The Luminous Darkness
A meditation on light in the darkness
For many of us, the scenes we see on social media as a result of this regime are not something to celebrate. Power-grabbing edicts designed to dehumanize and strike fear in us. So much suffering. Empathy is labeled as toxic. The path out of this seems shrouded in darkness. However, we must remember to keep our heads and not succumb to despair.
As a child, I was prone to having nightmares. I developed a fear of the dark so that when it was time to sleep, a light in the living room or the bathroom was left on. As the angles of the walls played out, that comforting sliver of light would reach across the hallway to my bed. Bored lying there for hours, I figured out that I could read if I positioned myself and a book or encyclopedia the right way.
The darkness with that little bit of light illuminated my mind as I read the A book, then the B book, and so on. I had already been consuming books, understanding that knowledge was power and provided perspective far beyond that of the average grade school child. The sheer enjoyment of new wonders - places, people, and things that I have never seen or heard of before.
Theologian and mystic Howard Thurman in his book “Luminous Darkness” recounts a student's description of a deep-sea diver. As the diver goes deeper and deeper, the light diminishes almost to total darkness. But paradoxically, at some point, the diver relaxes as he perceives a luminous darkness and regains his composure with a "peculiar vision". Like when we enter a dark room and our eyes adjust to the darkness.
We are conditioned to think of darkness as a setting for nightmares and fear of the unknown, but hardly as a precursor to the light showing up and showing out. Black holes in space are formed when stars die, choking and pulling in all proximate matter, even the light. But at the same time, somewhere else in the universe, new stars are being born with new possibilities of life and shining beauty.
Bringing this back to earth and our lives in the material world begs the question. Where does this light come from? How do we flip the switch to turn it on?
Darkness must eventually yield to light. "Weeping may endure for a night, but joy comes in the morning" can sometimes sound like a Pollyanna, churchy, escapist response to darkness. But let's look at it from a different angle. Let's be proactive in claiming this joy and "flip the switch" ourselves.

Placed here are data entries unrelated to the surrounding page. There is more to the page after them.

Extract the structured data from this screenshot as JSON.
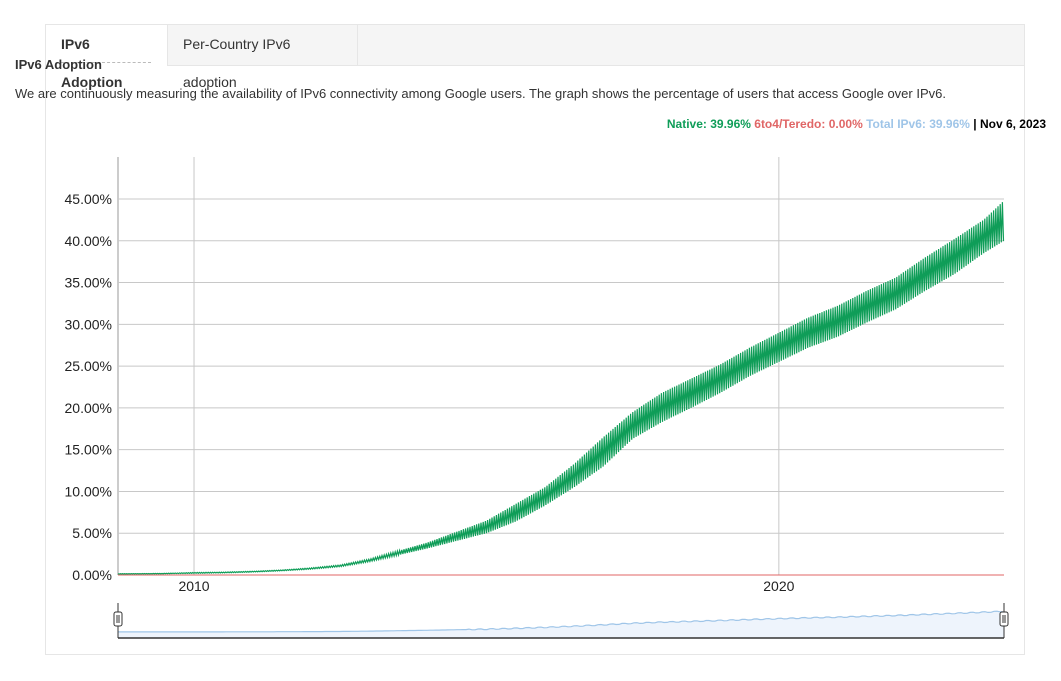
{
  "tabs": [
    {
      "label": "IPv6 Adoption",
      "active": true
    },
    {
      "label": "Per-Country IPv6 adoption",
      "active": false
    }
  ],
  "section_title": "IPv6 Adoption",
  "description": "We are continuously measuring the availability of IPv6 connectivity among Google users. The graph shows the percentage of users that access Google over IPv6.",
  "legend": {
    "native_label": "Native: 39.96%",
    "teredo_label": "6to4/Teredo: 0.00%",
    "total_label": "Total IPv6: 39.96%",
    "date_label": "| Nov 6, 2023"
  },
  "colors": {
    "native": "#0f9d58",
    "teredo": "#e06666",
    "total": "#9fc5e8"
  },
  "chart_data": {
    "type": "line",
    "title": "",
    "xlabel": "",
    "ylabel": "",
    "xlim": [
      2008.7,
      2023.85
    ],
    "ylim": [
      0,
      45
    ],
    "y_ticks": [
      0,
      5,
      10,
      15,
      20,
      25,
      30,
      35,
      40,
      45
    ],
    "y_tick_labels": [
      "0.00%",
      "5.00%",
      "10.00%",
      "15.00%",
      "20.00%",
      "25.00%",
      "30.00%",
      "35.00%",
      "40.00%",
      "45.00%"
    ],
    "x_ticks": [
      2010,
      2020
    ],
    "x_tick_labels": [
      "2010",
      "2020"
    ],
    "grid": true,
    "legend_position": "top-right",
    "series": [
      {
        "name": "Native",
        "x": [
          2008.7,
          2009.5,
          2010.0,
          2010.5,
          2011.0,
          2011.5,
          2012.0,
          2012.5,
          2013.0,
          2013.5,
          2014.0,
          2014.5,
          2015.0,
          2015.5,
          2016.0,
          2016.5,
          2017.0,
          2017.5,
          2018.0,
          2018.5,
          2019.0,
          2019.5,
          2020.0,
          2020.5,
          2021.0,
          2021.5,
          2022.0,
          2022.5,
          2023.0,
          2023.5,
          2023.85
        ],
        "low": [
          0.1,
          0.15,
          0.2,
          0.25,
          0.35,
          0.5,
          0.7,
          1.0,
          1.6,
          2.4,
          3.2,
          4.1,
          5.0,
          6.4,
          8.3,
          10.5,
          13.0,
          16.3,
          18.3,
          20.0,
          21.8,
          23.8,
          25.5,
          27.2,
          28.5,
          30.2,
          31.8,
          34.0,
          36.0,
          38.5,
          40.0
        ],
        "high": [
          0.15,
          0.2,
          0.3,
          0.35,
          0.45,
          0.6,
          0.85,
          1.2,
          1.9,
          2.9,
          3.9,
          5.2,
          6.5,
          8.5,
          10.5,
          13.3,
          16.5,
          19.5,
          21.8,
          23.5,
          25.2,
          27.2,
          29.0,
          30.8,
          32.2,
          34.0,
          35.6,
          38.0,
          40.2,
          42.5,
          44.8
        ]
      },
      {
        "name": "6to4/Teredo",
        "x": [
          2008.7,
          2023.85
        ],
        "values": [
          0.0,
          0.0
        ]
      }
    ]
  }
}
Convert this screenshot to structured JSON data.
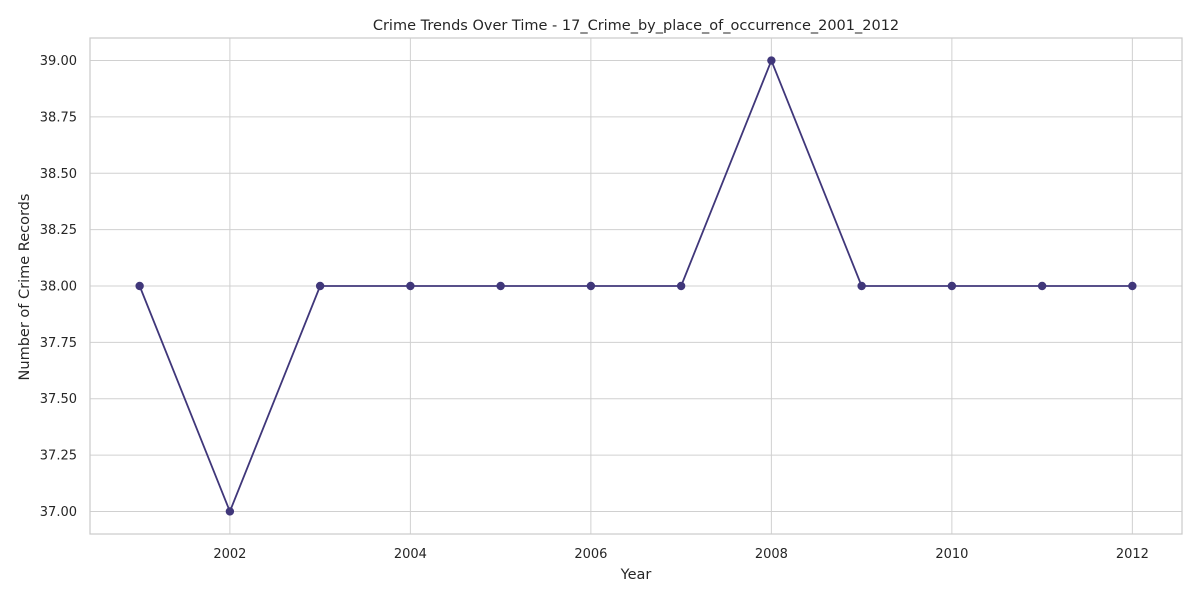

You may have heard that joy is a form of resistance and that joy is a source of strength. What will we defiantly claim as joy against the “hounds of hell” of fear, deception, and hatred, of which Thurman spoke? “This joy I have, the world didn’t give to me and the world can’t take it away”, the old gospel song rings out through time. So again, if joy is resistance and joy is strength, then maybe it is that sliver of light, that illuminating hope we see in the luminous darkness. Hope against the hopeless, determining that care, compassion and empathy are not choked by the darkness. Living that out in how we operate in a civil society and by redefining our socialities. How we relate to each other.
My goal is that you receive this in the grace that it was written. Please feel free to comment, elaborate, but ruminate on it as well.
Leaving you with a clip from the song "Luminous Darkness".
In the next entry, I will delve in-depth into the message, conceptualization, and production of the song.


Thank you for sharing your story and that’s beautiful clip at the end. While reading this piece and sitting with joy being the light in the dark, I thought of Toni Morrison and the title of her book, “Playing In The Dark,” and how play, the joyfulness of playing, is so necessary, especially as artist. Often the work you do is in the dark. Another book that came to mind—which I still need to read fully is, Zenju Earthlyn “Manuel’s Opening to Darkness: Eight Gateways for Being with the Absence of Light in Unsettling Times.”
This is such a generous and grounding meditation. I’m especially moved by the idea of joy not as denial, but as something we actively claim; an act of resistance and care in itself. Radical Joy! Thank you for the reminder that even in darkness, our capacity to see, relate, and imagine differently can continue to expand.